Wo Kinder auf der Gewinnerseite stehen

Kniffelspaß für kluge Köpfe: Bei Rim (im Vordergrund) und den anderen Kindern steht "Vier gewinnt" hoch im Kurs.
In den Lernhäusern bekommen Kinder mehr als nur Hilfe bei den Hausübungen.

Mit einem leisen Klacken kommt der gelbe Spielchip in der blauen Rasterwand zu liegen. "Vier gewinnt!", ruft Rim und klatscht vor Freude in die Hände. Rim ist elf Jahre alt. Seit mittlerweile zwei Jahren kommt sie jeden Tag nach der Schule ins KURIER-Lernhaus im 15. Wiener Gemeindebezirk. Seit 2011 werden dort Schülerinnen und Schüler sowohl nachmittags (für 6 bis 12-Jährige) als auch abends (11 bis 15-Jährige) betreut.

Das Angebot des Lernhilfeprojekts richtet sich an Kinder aus bildungsfernen Familien, die sich Nachhilfe nicht leisten können. Dabei stellt das Lernhaus keine Konkurrenz zur Schule, sondern ein zusätzliches tägliches Angebot dar.
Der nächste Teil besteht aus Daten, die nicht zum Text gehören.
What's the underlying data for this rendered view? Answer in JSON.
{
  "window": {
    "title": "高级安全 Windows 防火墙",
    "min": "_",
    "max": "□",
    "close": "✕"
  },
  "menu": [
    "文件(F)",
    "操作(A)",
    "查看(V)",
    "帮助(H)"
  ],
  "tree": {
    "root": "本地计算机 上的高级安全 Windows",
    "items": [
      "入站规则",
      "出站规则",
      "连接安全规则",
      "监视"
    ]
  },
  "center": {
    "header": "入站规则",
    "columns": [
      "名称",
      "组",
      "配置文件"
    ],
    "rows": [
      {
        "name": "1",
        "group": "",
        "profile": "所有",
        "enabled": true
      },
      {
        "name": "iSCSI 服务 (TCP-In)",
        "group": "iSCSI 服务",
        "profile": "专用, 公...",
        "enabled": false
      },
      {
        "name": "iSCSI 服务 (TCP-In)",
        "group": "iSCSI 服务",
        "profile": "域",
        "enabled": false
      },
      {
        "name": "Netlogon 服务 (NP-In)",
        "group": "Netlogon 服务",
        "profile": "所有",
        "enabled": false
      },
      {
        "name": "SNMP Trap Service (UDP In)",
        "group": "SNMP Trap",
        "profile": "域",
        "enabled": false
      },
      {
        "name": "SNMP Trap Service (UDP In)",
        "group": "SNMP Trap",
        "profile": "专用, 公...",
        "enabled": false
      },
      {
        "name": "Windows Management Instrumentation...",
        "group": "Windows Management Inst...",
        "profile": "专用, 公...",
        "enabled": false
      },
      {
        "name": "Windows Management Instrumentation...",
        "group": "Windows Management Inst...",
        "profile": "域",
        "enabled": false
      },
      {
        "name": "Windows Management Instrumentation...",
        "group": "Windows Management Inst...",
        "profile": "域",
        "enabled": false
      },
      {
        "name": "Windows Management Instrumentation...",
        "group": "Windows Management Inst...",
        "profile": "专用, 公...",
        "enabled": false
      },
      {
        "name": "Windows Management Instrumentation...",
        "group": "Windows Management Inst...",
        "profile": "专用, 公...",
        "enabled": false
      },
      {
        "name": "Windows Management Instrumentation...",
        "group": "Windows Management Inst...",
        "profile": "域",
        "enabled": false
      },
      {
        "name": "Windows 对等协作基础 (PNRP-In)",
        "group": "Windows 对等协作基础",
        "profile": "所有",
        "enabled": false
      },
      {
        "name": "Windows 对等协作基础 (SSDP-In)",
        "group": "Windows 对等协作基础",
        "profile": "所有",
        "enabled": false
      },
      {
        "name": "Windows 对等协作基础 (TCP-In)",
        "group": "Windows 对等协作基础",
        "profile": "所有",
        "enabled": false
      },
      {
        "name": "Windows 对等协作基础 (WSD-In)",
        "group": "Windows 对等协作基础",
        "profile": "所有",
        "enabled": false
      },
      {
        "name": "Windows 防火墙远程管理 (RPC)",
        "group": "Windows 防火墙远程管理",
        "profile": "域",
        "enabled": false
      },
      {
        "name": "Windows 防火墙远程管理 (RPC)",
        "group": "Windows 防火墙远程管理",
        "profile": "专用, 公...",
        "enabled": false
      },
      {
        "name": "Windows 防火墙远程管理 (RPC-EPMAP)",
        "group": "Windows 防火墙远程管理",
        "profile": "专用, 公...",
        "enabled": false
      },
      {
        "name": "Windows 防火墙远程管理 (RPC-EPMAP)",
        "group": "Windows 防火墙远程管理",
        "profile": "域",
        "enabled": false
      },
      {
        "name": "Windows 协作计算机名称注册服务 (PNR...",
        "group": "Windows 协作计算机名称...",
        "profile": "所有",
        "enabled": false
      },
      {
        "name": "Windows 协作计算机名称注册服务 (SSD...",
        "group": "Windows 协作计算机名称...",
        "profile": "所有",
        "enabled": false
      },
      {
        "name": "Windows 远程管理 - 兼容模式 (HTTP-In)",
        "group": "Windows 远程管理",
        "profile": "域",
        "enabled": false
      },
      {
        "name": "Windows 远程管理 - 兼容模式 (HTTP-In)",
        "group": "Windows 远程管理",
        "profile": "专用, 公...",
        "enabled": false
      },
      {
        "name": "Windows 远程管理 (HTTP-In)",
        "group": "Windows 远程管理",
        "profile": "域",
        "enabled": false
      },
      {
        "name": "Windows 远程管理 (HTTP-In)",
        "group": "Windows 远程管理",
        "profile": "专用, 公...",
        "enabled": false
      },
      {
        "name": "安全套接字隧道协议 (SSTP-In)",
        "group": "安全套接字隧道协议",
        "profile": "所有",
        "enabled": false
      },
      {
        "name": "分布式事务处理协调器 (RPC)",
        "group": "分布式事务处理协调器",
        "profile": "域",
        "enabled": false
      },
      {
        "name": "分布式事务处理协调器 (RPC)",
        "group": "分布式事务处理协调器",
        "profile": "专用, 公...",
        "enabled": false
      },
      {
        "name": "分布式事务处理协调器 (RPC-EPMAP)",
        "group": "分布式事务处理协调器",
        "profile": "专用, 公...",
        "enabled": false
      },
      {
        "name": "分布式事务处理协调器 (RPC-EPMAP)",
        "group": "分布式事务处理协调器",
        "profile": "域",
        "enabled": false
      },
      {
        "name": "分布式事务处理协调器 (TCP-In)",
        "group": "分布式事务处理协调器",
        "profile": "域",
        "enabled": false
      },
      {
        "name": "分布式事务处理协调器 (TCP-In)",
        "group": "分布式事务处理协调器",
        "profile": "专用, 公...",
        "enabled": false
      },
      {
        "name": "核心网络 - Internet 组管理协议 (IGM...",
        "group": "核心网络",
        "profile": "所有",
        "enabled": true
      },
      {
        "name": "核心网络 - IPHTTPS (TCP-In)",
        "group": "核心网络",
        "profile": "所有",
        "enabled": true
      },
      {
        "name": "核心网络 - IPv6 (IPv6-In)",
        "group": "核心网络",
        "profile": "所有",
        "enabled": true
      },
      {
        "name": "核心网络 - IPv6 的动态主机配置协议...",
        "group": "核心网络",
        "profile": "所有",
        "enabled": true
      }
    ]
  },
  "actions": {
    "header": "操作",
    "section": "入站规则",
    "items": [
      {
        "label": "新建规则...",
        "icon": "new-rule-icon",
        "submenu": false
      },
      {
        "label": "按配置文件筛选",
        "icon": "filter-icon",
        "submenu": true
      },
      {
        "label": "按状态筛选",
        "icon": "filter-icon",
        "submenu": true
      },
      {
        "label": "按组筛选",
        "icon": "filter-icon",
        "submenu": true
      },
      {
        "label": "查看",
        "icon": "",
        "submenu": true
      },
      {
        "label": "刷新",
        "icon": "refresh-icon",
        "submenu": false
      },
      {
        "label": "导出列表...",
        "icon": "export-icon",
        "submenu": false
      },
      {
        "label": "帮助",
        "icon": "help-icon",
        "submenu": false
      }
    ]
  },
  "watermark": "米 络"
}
In Kleingruppen lernen die Kinder, machen ihre Hausübungen und üben für Schularbeiten und Tests. "Insgesamt haben wir nachmittags und abends 58 Plätze zur Verfügung und die vergeben wir auch immer alle, weil es einfach eine enorme Nachfrage gibt", sagt Miriam Frühstück, die seit 2017 als pädagogische Leiterin in der Nachmittagsbetreuung im Lernhaus arbeitet.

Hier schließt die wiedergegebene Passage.